Q. I have a chart that shows a peak of traffic around 160 KB/sec. If I click and drag across that peak, the resulting zoomed chart peaks at around 210 KB/sec. Why does this happen if InterMapper Flows is collecting all the data and not aggregating, averaging, or taking time samples? Or is it?

A. This is not an inaccuracy, but an unavoidable result of the way NetFlow traffic must be collected and displayed.

An InterMapper Flows chart can conceptually be seen as a bunch of buckets. These buckets are filled with session data reported from the routers as a sequence of (start time, stop time, data volume) data points. It is not possible for InterMapper Flows to know exactly how the transfers were distributed over the timeframe of the sessions. For instance, a webpage typically has the bulk of the traffic at the beginning of the session (when you load the page), and then very little the rest of the session (as you're reading it). This information is lost at the router level, before it reaches InterMapper Flows.
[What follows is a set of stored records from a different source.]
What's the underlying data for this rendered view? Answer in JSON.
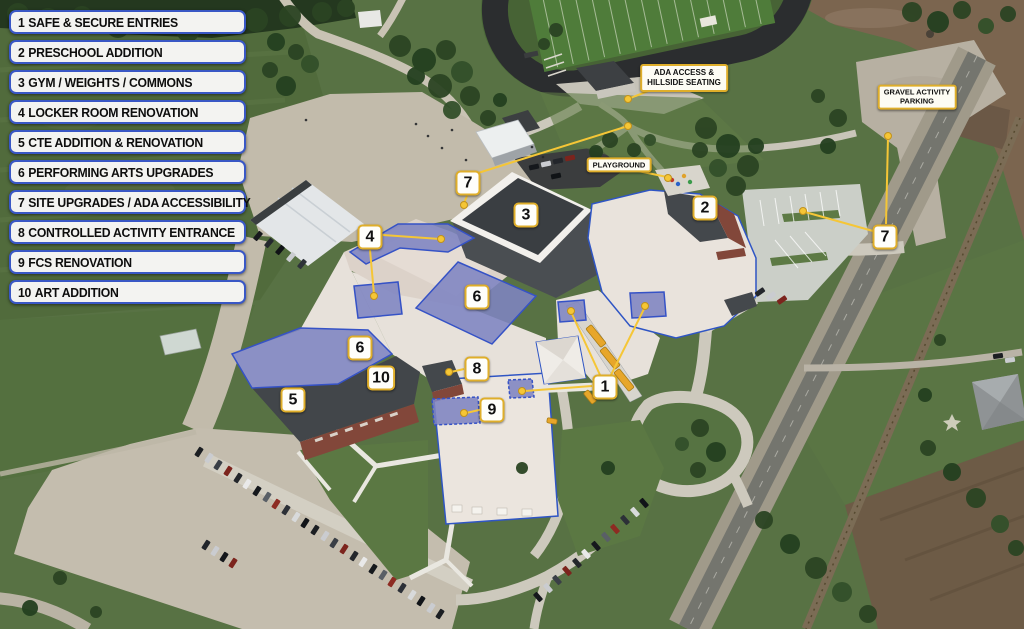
{
  "legend": {
    "items": [
      {
        "num": "1",
        "label": "SAFE & SECURE ENTRIES"
      },
      {
        "num": "2",
        "label": "PRESCHOOL ADDITION"
      },
      {
        "num": "3",
        "label": "GYM / WEIGHTS / COMMONS"
      },
      {
        "num": "4",
        "label": "LOCKER ROOM RENOVATION"
      },
      {
        "num": "5",
        "label": "CTE ADDITION & RENOVATION"
      },
      {
        "num": "6",
        "label": "PERFORMING ARTS UPGRADES"
      },
      {
        "num": "7",
        "label": "SITE UPGRADES / ADA ACCESSIBILITY"
      },
      {
        "num": "8",
        "label": "CONTROLLED ACTIVITY ENTRANCE"
      },
      {
        "num": "9",
        "label": "FCS RENOVATION"
      },
      {
        "num": "10",
        "label": "ART ADDITION"
      }
    ]
  },
  "callouts": {
    "ada_access": {
      "line1": "ADA ACCESS &",
      "line2": "HILLSIDE SEATING"
    },
    "playground": {
      "label": "PLAYGROUND"
    },
    "gravel_parking": {
      "line1": "GRAVEL ACTIVITY",
      "line2": "PARKING"
    }
  },
  "map_markers": [
    {
      "id": "7-north",
      "num": "7"
    },
    {
      "id": "3-gym",
      "num": "3"
    },
    {
      "id": "2-preschool",
      "num": "2"
    },
    {
      "id": "4-locker",
      "num": "4"
    },
    {
      "id": "6-center",
      "num": "6"
    },
    {
      "id": "6-west",
      "num": "6"
    },
    {
      "id": "10-art",
      "num": "10"
    },
    {
      "id": "5-cte",
      "num": "5"
    },
    {
      "id": "8-activity",
      "num": "8"
    },
    {
      "id": "9-fcs",
      "num": "9"
    },
    {
      "id": "1-entries",
      "num": "1"
    },
    {
      "id": "7-east",
      "num": "7"
    }
  ],
  "colors": {
    "accent_gold": "#DFAE2A",
    "leader_yellow": "#F5C636",
    "legend_border": "#3957C5",
    "overlay_purple": "#7E84C2",
    "overlay_border": "#3552C6",
    "building_outline": "#2F55C4"
  }
}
Imagine each chart only consisted of 10 buckets. A chart that shows 10 minutes would divide all traffic into 1 minute buckets. This means that a session with a short, high spike will be smoothed out into a single-minute chunk. This has the effect of flattening the spike out.

When you drag across the chart to zoom into that minute, InterMapper Flows does something no other software does. It divides the new timeframe into another 10 (actually it's about 200) new buckets, which are then conceptually only 6 seconds wide. The spike will now be much more pronounced, as it falls in a much shorter timeframe, and its true height is much more accurate.

This effect actually occurs with any network monitoring product. The reason you don't detect this elsewhere is that you generally cannot zoom in to get a more accurate view.